Biz de şöyle cevaplarız bunu;
"Sizin yasalarınız batsın!"
Yasalar vatandaşı hortumlamak anlamında ise yasayı değiştirmek bu kadar zor bir şey değildir
Buradan sonra artık bizim muhatabımız birimin bağlı bulunduğu bakanlık makamında oturan Serdar Denktaş'tır
Yıllardan beridir yanlış yasalarla vatandaş ahmak yerine konmuş ve amaç sadece devlete kaynak aktarmak olmuştur
Bunu yaparken de birçok çekilişte kazanan talili belirlenememiş, paralar hazineye aktarılmıştır
Yenilikçi ve değişimden yana olduğunu söyleyen Serdar Denktaş artık amacı sadece vatandaşı söğüşlemek olan devlet piyangoları yasasını bir şekilde değiştirmek zorundadır
Evet kimse vatandaşa zorla bilet alın demiyor ama, burada devletin güvenilirliği ve kimin için devlet olduğu daha ağır basmaktadır
Hadi Serdar bey vatandaşı ve piyango satıcılarını çileden çıkaran bu yanlış uygulamaya artık bir sor ver
Siz isterseniz bunu yapabilirsiniz!
Askere bu reva değil!
"Sevgili Levent abimiz,
Dün İskele'de Cumhuriyet Bayramı'nı kutladık
Her şey güzel giderken ani bir yağmur her şeyi altüst etti.

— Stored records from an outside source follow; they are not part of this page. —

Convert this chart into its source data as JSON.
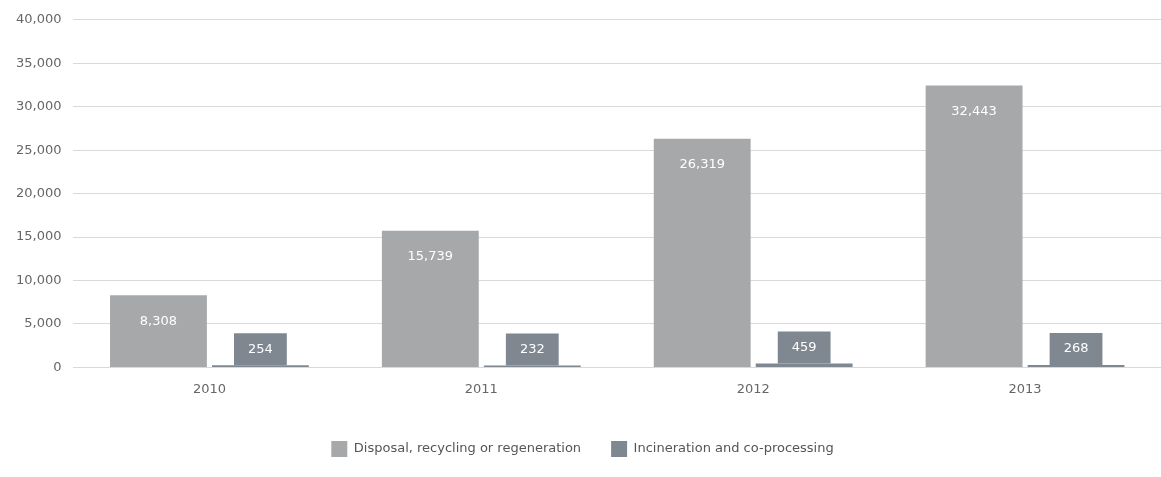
{
  "chart_data": {
    "type": "bar",
    "categories": [
      "2010",
      "2011",
      "2012",
      "2013"
    ],
    "series": [
      {
        "name": "Disposal, recycling or regeneration",
        "color": "#a7a8aa",
        "values": [
          8308,
          15739,
          26319,
          32443
        ],
        "value_labels": [
          "8,308",
          "15,739",
          "26,319",
          "32,443"
        ]
      },
      {
        "name": "Incineration and co-processing",
        "color": "#7f8891",
        "values": [
          254,
          232,
          459,
          268
        ],
        "value_labels": [
          "254",
          "232",
          "459",
          "268"
        ]
      }
    ],
    "ylim": [
      0,
      40000
    ],
    "yticks": [
      {
        "value": 0,
        "label": "0"
      },
      {
        "value": 5000,
        "label": "5,000"
      },
      {
        "value": 10000,
        "label": "10,000"
      },
      {
        "value": 15000,
        "label": "15,000"
      },
      {
        "value": 20000,
        "label": "20,000"
      },
      {
        "value": 25000,
        "label": "25,000"
      },
      {
        "value": 30000,
        "label": "30,000"
      },
      {
        "value": 35000,
        "label": "35,000"
      },
      {
        "value": 40000,
        "label": "40,000"
      }
    ],
    "grid": "y",
    "legend": "bottom"
  }
}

Doğal afet dedik zaten o yağmurun geleceği saatler öncesinden belliydi, ama bizleri üzen bir şey oldu.
Askerlerimiz bizim canımız ciğerimiz o fırtına ve yağmur esnasında askerlerimizi brandası olmayan kamyona bindirdiler, içimiz sızladı. Askerlerimiz sırılsıklam olmuş tirtir titriyorladı insan bunu eziyet için dahi olsa düşman askerlerine bile yapmaz.
O an subaylara bağırmak geldi içimizden ama gel görelim ki onlarda bizim canımızın içi anladık asker uyumaz asker üşümez de savaş da değil ki sadece Cumhuriyet Bayramı'nı kutlamaya çalışıyoruz.
Umarım bu görüntüleri bir daha görmeyiz
Saygılarımla "
"BİNAL SANLI SANLIER"
Fadime ve doktor
Sekizinci çocuğunu doğurduktan sonra, Fadime'nin canına tak demiş,
komşusunun tavsiye ettiği bir kadın doğum doktoruna gitmiş.
Derdini anlatmış. Doktor hanım, muayene ettikten sonra, Fadime'ye bir vaginal tablet vermiş ve "bu tableti cinsel temastan önce rahminin ağzına koy, hamile kalmazsın kızım" demiş.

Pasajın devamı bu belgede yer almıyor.